O terreno reservado ao Porto Seco tem 235 mil metros quadrados.

A área fica no Kamel Saad e documentos antigos apontam Rio São João e Porteira Ortiz como referências.

A matrícula atual do imóvel é 71.388; o lote ainda não aparece com pin exato em mapa oficial consultado.

Perguntas frequentes sobre o assunto

Onde será construído o Porto Seco de Ponta Porã? Em uma área pública de 235 mil m² na região do Residencial Kamel Saad. O imóvel é denominado Área D-2 e está registrado sob a matrícula 71.388.

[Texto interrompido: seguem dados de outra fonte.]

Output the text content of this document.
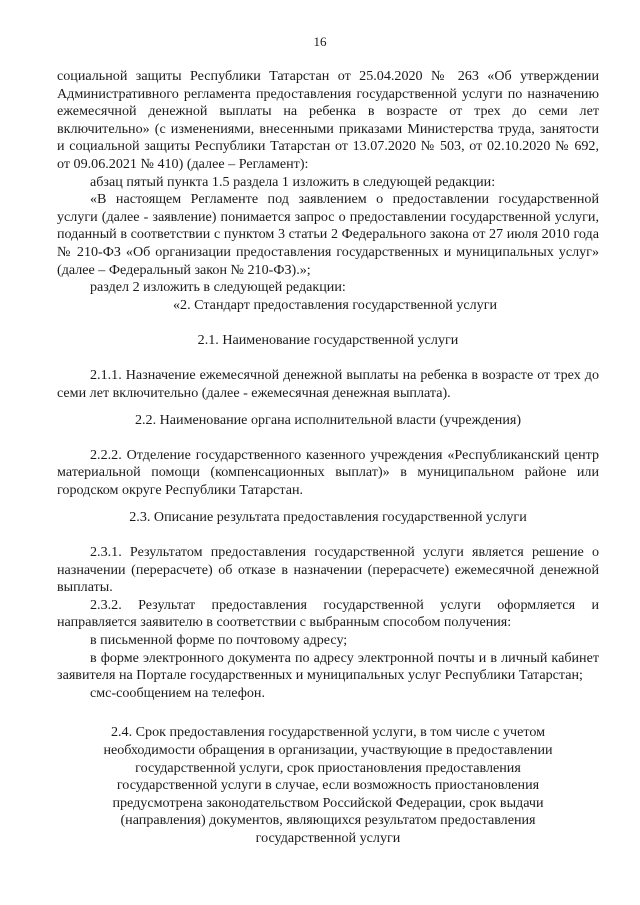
16

социальной защиты Республики Татарстан от 25.04.2020 № 263 «Об утверждении Административного регламента предоставления государственной услуги по назначению ежемесячной денежной выплаты на ребенка в возрасте от трех до семи лет включительно» (с изменениями, внесенными приказами Министерства труда, занятости и социальной защиты Республики Татарстан от 13.07.2020 № 503, от 02.10.2020 № 692, от 09.06.2021 № 410) (далее – Регламент):

абзац пятый пункта 1.5 раздела 1 изложить в следующей редакции:

«В настоящем Регламенте под заявлением о предоставлении государственной услуги (далее - заявление) понимается запрос о предоставлении государственной услуги, поданный в соответствии с пунктом 3 статьи 2 Федерального закона от 27 июля 2010 года № 210-ФЗ «Об организации предоставления государственных и муниципальных услуг» (далее – Федеральный закон № 210-ФЗ).»;

раздел 2 изложить в следующей редакции:

«2. Стандарт предоставления государственной услуги

2.1. Наименование государственной услуги

2.1.1. Назначение ежемесячной денежной выплаты на ребенка в возрасте от трех до семи лет включительно (далее - ежемесячная денежная выплата).

2.2. Наименование органа исполнительной власти (учреждения)

2.2.2. Отделение государственного казенного учреждения «Республиканский центр материальной помощи (компенсационных выплат)» в муниципальном районе или городском округе Республики Татарстан.

2.3. Описание результата предоставления государственной услуги

2.3.1. Результатом предоставления государственной услуги является решение о назначении (перерасчете) об отказе в назначении (перерасчете) ежемесячной денежной выплаты.

2.3.2. Результат предоставления государственной услуги оформляется и направляется заявителю в соответствии с выбранным способом получения:

в письменной форме по почтовому адресу;

в форме электронного документа по адресу электронной почты и в личный кабинет заявителя на Портале государственных и муниципальных услуг Республики Татарстан;

смс-сообщением на телефон.

2.4. Срок предоставления государственной услуги, в том числе с учетом необходимости обращения в организации, участвующие в предоставлении государственной услуги, срок приостановления предоставления государственной услуги в случае, если возможность приостановления предусмотрена законодательством Российской Федерации, срок выдачи (направления) документов, являющихся результатом предоставления государственной услуги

O terreno fica no centro de Ponta Porã? Não. A área reservada ao novo terminal fica na região do Kamel Saad, fora do núcleo central e próxima ao sistema viário utilizado pelo tráfego pesado.

O Porto Seco já está sendo construído? Não. A Receita Federal está na etapa de licitação para selecionar a empresa que deverá implantar e operar o terminal. A sessão está prevista para 17 de novembro de 2026.

A planta atual da matrícula 71.388 é a peça que falta para mostrar com precisão, no mapa, onde ficará o Porto Seco.